Kampfkunst

Kalter Stahl und blaue Flecken

Von Arno Cincelli

Im Jahr 1511 verfügte Kaiser Maximilian I. im Landlibell, dass die Tiroler selbst für die Verteidigung ihres Landes verantwortlich sind. Die Übung mit Waffen wurde Pflicht für jeden Innsbrucker. Dies war der Ursprung des Schützenwesens. Aber auch mit anderen Waffen wird heute noch nach historischem Vorbild trainiert.

Bild: Angela Tröber
Zwei Mitglieder der Reenactmentgruppe Klyatwa Veles beim Training im Rahmen eines Winterlagers.

„Nein, besondere Ausrüstung brauchst Du nicht“, hat Matthias Michalak vor dem ersten Treffen gemeint, „außer vielleicht ein Paar feste Handschuhe.“ Wie ein Bär sieht er aus, trotz einem leichten Hang zum Übergewicht wirkt er durchtrainiert. Ein langer schwarzer Vollbart, um den ihn möglicherweise sogar Andreas Hofer beneidet hätte, lange schwarze Haare. Noch sechs weitere Personen warten vor dem Haus auf der Hungerburg darauf, endlich in den Wald zu gehen und zu trainieren. Insgesamt sind es drei Frauen und vier Männer, alle zwischen 20 und 30 Jahre alt, die sich hier getroffen haben.

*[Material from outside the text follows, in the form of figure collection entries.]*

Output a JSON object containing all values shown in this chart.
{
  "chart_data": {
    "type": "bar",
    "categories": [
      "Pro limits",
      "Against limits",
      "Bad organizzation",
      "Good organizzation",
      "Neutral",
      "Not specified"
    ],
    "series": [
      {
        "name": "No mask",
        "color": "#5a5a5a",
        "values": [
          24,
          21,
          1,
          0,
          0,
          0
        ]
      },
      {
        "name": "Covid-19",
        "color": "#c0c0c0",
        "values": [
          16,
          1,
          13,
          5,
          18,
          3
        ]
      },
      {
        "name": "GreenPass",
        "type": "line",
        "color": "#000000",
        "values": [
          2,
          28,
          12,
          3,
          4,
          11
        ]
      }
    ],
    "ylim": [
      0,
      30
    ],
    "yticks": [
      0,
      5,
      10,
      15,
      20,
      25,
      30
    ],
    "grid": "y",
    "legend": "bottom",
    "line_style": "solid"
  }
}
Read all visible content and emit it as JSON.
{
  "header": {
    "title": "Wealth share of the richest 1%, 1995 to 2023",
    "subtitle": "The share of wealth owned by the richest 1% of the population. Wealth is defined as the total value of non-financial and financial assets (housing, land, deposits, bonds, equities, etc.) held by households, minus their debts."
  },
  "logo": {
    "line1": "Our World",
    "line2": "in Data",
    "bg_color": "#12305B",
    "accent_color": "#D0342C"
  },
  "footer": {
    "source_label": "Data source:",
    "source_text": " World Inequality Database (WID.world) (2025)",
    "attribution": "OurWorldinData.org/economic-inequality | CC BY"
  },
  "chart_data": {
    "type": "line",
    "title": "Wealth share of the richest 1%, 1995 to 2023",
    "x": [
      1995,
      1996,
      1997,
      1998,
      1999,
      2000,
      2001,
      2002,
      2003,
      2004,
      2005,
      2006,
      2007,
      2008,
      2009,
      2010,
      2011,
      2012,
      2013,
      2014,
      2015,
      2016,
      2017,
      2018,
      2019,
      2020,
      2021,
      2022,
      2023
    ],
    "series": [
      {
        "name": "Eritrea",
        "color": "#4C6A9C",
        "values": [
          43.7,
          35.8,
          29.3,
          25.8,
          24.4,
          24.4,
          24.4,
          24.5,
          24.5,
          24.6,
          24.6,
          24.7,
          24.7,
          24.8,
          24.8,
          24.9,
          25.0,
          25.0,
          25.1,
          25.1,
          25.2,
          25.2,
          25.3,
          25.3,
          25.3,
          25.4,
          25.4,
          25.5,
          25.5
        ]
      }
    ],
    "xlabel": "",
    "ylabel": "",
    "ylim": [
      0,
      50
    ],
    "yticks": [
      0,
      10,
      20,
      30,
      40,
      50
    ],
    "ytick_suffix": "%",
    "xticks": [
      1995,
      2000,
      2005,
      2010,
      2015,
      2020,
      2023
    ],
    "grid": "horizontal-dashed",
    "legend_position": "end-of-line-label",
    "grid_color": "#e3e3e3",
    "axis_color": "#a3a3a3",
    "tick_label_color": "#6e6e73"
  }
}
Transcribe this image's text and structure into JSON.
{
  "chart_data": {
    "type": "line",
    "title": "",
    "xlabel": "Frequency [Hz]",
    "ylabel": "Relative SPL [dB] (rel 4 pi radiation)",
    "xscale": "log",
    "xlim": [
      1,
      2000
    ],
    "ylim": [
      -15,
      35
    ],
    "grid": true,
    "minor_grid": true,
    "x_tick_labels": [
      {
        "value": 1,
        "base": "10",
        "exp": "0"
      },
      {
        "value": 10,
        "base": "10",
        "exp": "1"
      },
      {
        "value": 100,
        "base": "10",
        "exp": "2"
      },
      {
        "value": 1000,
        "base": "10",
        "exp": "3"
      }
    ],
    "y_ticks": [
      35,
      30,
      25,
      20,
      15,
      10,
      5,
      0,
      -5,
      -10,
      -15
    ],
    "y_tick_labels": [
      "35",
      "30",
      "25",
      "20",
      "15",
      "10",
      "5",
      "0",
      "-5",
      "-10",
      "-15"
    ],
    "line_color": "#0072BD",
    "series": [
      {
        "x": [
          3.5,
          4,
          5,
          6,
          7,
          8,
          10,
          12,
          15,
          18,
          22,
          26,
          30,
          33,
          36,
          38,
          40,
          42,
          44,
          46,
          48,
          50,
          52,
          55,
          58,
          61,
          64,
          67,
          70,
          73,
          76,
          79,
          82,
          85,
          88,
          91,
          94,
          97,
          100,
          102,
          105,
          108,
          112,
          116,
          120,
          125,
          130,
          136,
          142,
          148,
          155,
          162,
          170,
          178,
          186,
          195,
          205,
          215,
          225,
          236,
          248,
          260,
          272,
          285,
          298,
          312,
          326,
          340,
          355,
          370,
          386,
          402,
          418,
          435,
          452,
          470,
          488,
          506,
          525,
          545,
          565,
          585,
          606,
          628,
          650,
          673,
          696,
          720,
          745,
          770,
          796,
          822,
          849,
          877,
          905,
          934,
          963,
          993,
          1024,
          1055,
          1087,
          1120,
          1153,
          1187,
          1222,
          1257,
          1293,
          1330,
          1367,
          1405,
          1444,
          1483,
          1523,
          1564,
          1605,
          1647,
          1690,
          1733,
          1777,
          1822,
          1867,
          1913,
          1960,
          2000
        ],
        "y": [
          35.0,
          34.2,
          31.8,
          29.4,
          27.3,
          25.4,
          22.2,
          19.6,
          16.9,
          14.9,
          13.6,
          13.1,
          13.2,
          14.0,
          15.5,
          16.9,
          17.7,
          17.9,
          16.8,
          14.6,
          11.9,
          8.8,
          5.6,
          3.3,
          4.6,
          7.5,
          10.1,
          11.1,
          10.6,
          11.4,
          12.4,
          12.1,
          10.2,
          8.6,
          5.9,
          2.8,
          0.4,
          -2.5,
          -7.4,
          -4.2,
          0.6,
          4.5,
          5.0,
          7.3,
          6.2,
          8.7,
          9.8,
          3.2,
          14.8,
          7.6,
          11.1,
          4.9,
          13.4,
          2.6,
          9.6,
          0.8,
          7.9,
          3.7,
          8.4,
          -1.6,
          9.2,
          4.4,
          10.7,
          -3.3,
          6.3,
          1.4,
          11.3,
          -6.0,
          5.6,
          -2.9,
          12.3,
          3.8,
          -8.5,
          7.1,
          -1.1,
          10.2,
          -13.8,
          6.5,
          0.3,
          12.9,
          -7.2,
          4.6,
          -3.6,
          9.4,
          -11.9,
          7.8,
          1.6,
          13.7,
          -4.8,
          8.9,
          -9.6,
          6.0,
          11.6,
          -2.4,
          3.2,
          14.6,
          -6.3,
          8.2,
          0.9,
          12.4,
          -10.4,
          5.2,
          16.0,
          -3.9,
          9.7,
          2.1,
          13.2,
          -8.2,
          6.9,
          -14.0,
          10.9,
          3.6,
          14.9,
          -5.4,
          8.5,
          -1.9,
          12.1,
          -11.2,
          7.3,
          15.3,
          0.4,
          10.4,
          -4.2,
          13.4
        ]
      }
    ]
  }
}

Die Gruppe, zu der die meisten gehören, trifft sich in mehr oder weniger regelmäßigen Abständen zum Training, oder um gemeinsam Ausrüstungsgegenstände herzustellen. Jeder von ihnen hat eine Vorliebe für das Mittelalter. Manche interessieren sich für die Darstellung aller Lebensbereiche vergangener Zeiten, sogenanntes Reenactment. Andere kommen nur, weil sie sich für alte europäische Kampfkünste interessieren.

Vorlage Fechtbücher

Während des kurzen Marsches durch den Wald zum Übungsplatz stellt „Lupo“, wie Matthias Michalak von allen genannt wird, die beiden Neulinge des heutigen Tages den Anderen vor. Er erklärt kurz, worum es eigentlich genau geht. „Was wir heute über die mittelalterlichen Kampfkünste wissen, bezieht sich hauptsächlich auf Fechtbücher aus dem 15. und 16. Jahrhundert. Wir versuchen durch das Üben und auch durch Parallelen zu bekannteren, oft asiatischen Stilen, sie zu rekonstruieren.“

Schwerter, Säbel, Schilde, Dolche oder Speere sind die Waffen mit denen hier trainiert wird. Natürlich sind sie alle stumpf. Die Gruppe orientiert sich an den Büchern der sogenannten deutschen Schule, beispielsweise von Hans Thalhofer, dessen Werk Albrecht Dürer in Bildform übertragen hat. Allein in und um Innsbruck gibt es mindestens fünf verschiedene Gruppen, die sich mit diesen alten Kampfkünsten beschäftigen.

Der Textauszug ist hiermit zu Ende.